If Google's new translation service is close to fulfilling Turing's criterion, then it's not much of a stretch to imagine AI tackling more sophisticated design problems than shifting elements around on a webpage. Most of the everyday design we encounter can be broken down into a simple set of principles that can be codified, and it seems highly probable that a machine can learn the rules of typography, the golden ratio and the rule of three. And it's no gamble to assume that cost-culling businesses will latch onto the money saving benefits of AI design. 
Adapt to survive
What should designers do? AI-driven design already has the potential to remove some, or most of the production based tasks that designers do. Need 100 web banners for a global ad campaign, all with different information and numerous different languages? No problem. Robots capable of handling such routine tasks will result in fewer design production people.
But will the sharp end of design be affected? Eventually, yes, and just as human beings have learned to do since the introduction of industrialisation, we must adapt. It's my belief that designers are well equipped to do this. Teaching flexibility and a willingness to learn may be the biggest challenge facing the world's design schools. 

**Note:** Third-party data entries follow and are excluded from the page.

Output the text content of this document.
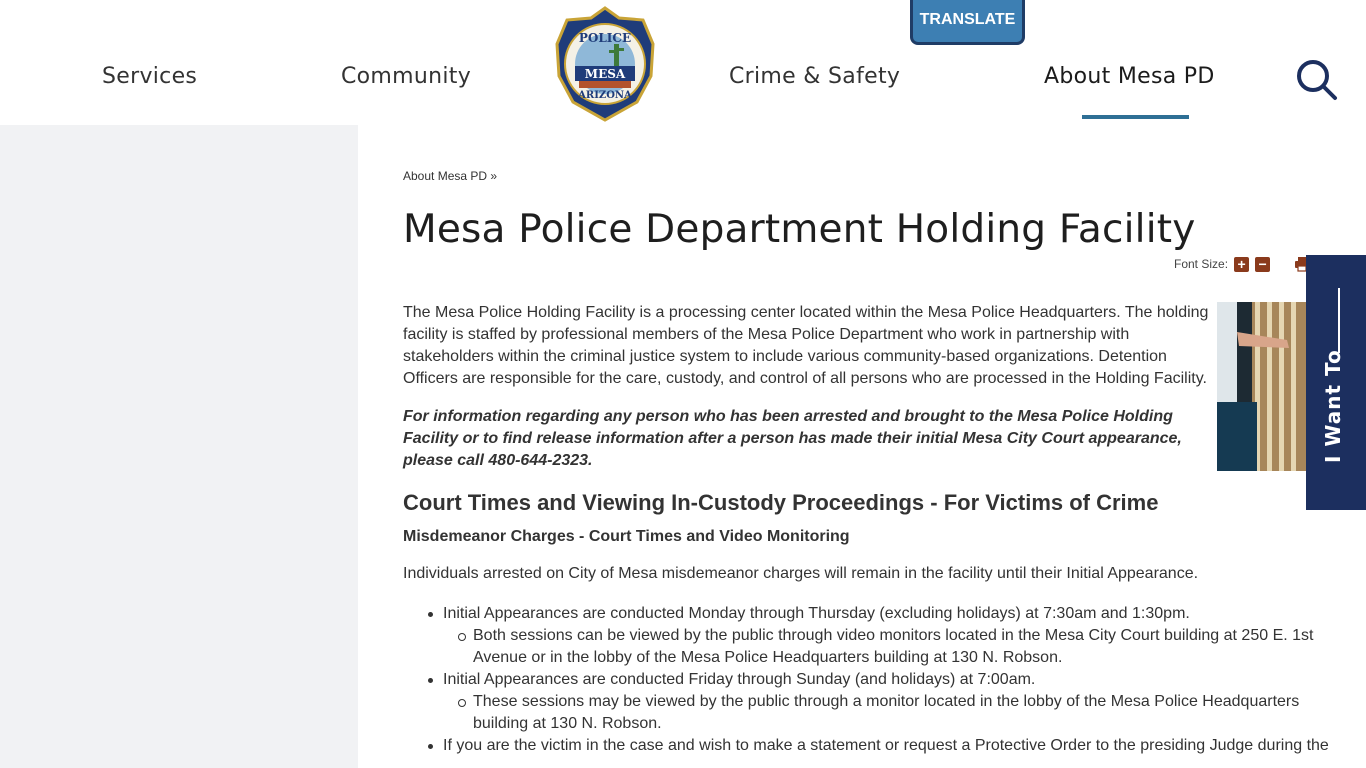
Services	Community
POLICE
MESA
ARIZONA
Crime & Safety	About Mesa PD
TRANSLATE
About Mesa PD »
Mesa Police Department Holding Facility
Font Size: + −

The Mesa Police Holding Facility is a processing center located within the Mesa Police Headquarters. The holding facility is staffed by professional members of the Mesa Police Department who work in partnership with stakeholders within the criminal justice system to include various community-based organizations. Detention Officers are responsible for the care, custody, and control of all persons who are processed in the Holding Facility.

For information regarding any person who has been arrested and brought to the Mesa Police Holding Facility or to find release information after a person has made their initial Mesa City Court appearance, please call 480-644-2323.

Court Times and Viewing In-Custody Proceedings - For Victims of Crime
Misdemeanor Charges - Court Times and Video Monitoring

Individuals arrested on City of Mesa misdemeanor charges will remain in the facility until their Initial Appearance.

Initial Appearances are conducted Monday through Thursday (excluding holidays) at 7:30am and 1:30pm.
Both sessions can be viewed by the public through video monitors located in the Mesa City Court building at 250 E. 1st Avenue or in the lobby of the Mesa Police Headquarters building at 130 N. Robson.
Initial Appearances are conducted Friday through Sunday (and holidays) at 7:00am.
These sessions may be viewed by the public through a monitor located in the lobby of the Mesa Police Headquarters building at 130 N. Robson.
If you are the victim in the case and wish to make a statement or request a Protective Order to the presiding Judge during the
I Want To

In the information age, we may be looking at a world without paid work
Of course, this doesn't only apply to design. In the information age, we may be looking at a world without paid work. This takes us into the political realm, and subjects that governments are avoiding. It poses questions such as adopting a basic income, and the relearning that will be needed when the post-industrial world is replaced by one of unlimited leisure. These topics are discussed in academia and future-gazing think tanks, but we all need to be thinking about them sooner rather than later.   
Halfway through writing this, I had a sudden, sobering glimpse into a machine-driven world. My five-year-old iMac died. The screen went black, none of the usual remedies helped and it was Christmas, so there was no chance of emergency repairs. It was a personal mini-disaster. But this is what happens to machines: they break. Perhaps their fallibility is the only thing between us and an AI future.